I couldn’t find the answer that easily, and it seemed more of a question of recalibrating myself than immediately getting to the next task on my to-do list. Over the next two days I slept, walked around the city, carefully selected the photos for a LinkedIn “I’m proud to announce I graduated” post – I mean, if it isn’t on social media, did it actually happen? –, produced a similar post for Instagram (with a slightly different tone, of course), read a book, drank coffee in cafés I randomly passed, watched TV and didn’t send out a single job application. It didn’t feel bad, it felt deserved. I had earned this time. Those worries would be for another day.

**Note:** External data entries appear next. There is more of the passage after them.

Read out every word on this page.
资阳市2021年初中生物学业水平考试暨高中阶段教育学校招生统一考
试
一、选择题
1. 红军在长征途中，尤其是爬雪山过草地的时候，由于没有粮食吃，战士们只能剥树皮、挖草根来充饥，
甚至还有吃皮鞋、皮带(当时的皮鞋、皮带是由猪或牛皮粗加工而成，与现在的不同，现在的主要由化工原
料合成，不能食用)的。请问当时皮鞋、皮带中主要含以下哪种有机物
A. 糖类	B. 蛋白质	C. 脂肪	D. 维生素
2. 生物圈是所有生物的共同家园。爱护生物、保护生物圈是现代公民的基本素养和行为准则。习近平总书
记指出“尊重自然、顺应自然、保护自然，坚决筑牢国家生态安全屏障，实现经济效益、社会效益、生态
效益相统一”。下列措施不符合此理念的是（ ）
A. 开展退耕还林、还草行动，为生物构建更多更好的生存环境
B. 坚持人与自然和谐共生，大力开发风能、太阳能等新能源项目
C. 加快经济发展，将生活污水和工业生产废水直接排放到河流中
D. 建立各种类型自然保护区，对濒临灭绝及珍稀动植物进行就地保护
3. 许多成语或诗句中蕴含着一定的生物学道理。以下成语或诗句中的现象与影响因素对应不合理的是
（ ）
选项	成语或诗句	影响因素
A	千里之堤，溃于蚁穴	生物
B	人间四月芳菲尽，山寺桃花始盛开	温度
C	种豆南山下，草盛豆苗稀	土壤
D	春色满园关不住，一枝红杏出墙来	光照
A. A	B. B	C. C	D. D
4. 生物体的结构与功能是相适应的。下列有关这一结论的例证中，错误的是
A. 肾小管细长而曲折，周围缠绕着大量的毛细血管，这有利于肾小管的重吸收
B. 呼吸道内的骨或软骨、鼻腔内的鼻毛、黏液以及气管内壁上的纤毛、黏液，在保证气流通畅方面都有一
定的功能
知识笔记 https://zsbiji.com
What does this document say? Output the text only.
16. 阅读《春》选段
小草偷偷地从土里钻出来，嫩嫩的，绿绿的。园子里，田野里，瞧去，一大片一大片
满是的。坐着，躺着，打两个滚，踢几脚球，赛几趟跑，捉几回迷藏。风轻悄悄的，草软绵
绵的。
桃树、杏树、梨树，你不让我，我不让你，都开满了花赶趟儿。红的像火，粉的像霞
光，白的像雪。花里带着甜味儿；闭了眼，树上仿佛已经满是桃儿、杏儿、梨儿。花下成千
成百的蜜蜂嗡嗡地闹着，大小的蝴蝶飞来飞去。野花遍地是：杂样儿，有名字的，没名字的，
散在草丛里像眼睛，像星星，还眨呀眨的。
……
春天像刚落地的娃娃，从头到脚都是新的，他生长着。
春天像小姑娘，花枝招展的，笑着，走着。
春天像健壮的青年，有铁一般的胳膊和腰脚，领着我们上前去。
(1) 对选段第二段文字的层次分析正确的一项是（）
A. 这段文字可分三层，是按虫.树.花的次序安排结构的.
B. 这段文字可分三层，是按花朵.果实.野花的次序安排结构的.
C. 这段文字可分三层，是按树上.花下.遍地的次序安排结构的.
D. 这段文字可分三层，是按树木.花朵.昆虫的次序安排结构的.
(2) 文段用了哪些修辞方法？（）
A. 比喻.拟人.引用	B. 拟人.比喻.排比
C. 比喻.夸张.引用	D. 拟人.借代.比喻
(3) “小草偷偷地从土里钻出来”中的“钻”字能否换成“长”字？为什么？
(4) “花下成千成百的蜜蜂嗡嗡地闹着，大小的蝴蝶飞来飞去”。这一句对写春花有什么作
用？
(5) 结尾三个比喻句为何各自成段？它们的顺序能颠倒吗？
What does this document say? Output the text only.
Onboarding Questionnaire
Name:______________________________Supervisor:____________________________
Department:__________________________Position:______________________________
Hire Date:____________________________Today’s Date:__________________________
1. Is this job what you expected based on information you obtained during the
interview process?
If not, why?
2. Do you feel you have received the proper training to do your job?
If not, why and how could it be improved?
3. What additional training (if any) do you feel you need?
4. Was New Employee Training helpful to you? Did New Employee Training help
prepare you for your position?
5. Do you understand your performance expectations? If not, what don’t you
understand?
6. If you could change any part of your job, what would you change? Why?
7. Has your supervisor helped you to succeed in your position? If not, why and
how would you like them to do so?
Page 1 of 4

I left the splendid isolation of this little vacuum in time when the summer school began. It felt like a déjà vu, it was a déjà vu. Suddenly I found myself surrounded again by similarly overly ambitious people who were all, in one way or another, interested in the European Union. “And where are you from?” I heard myself ask multiple times, as if September had never ended. “What did you study?”, “What are your plans after the summer?” Compared to last year’s first semester, however, this time a new feeling took hold of me. It was a certain kind of confidence, the kind that made me navigate the crowd with ease, that made me enjoy having lunch in the institutional canteen, cracking jokes and making sure that my newfound table comrades were all having a good time. It made me dare to ask controversial questions to the different speakers of the summer school, both in English and in French. I had been reshaped, I realised. After months of doing these exact things literally every day, I found myself transformed. It was then I got a somewhat vague idea of what I had gone through these past ten months and just how unique the experience had actually been.

That evening the sun set over the Place de Luxembourg. I hadn’t eaten but had already drunk an entire Leffe blond. The fatigue from the intense day in combination with the tipsiness made it the perfect moment to reflect. Tomorrow, I knew, I really had to go back and face the dreaded spot at my parent’s breakfast table. For the time being, this would be my home again, so I’d better make sure to start churning out those applications. It would be a weird, confusing and maybe even uncomfortable period. Still, I felt calm.

“The only way out is through” I said to myself as I cracked open my second beer on an empty stomach. I watched as the square slowly filled with young men and women in white and pale blue shirts. One day I hoped to join them, perhaps sooner than I realised.

 

 


About the Author

Pol KOOPMAN

Pol Koopman (2000, Bergen op Zoom, the Netherlands) recently graduated from the College of Europe in Bruges, obtaining a Master’s degree in EU International Relations and Diplomacy Studies. He hopes to work in EU journalism, preferably being the next author of the POLITICO Brussels Playbook. For now, his plan is to just get his foot in the door.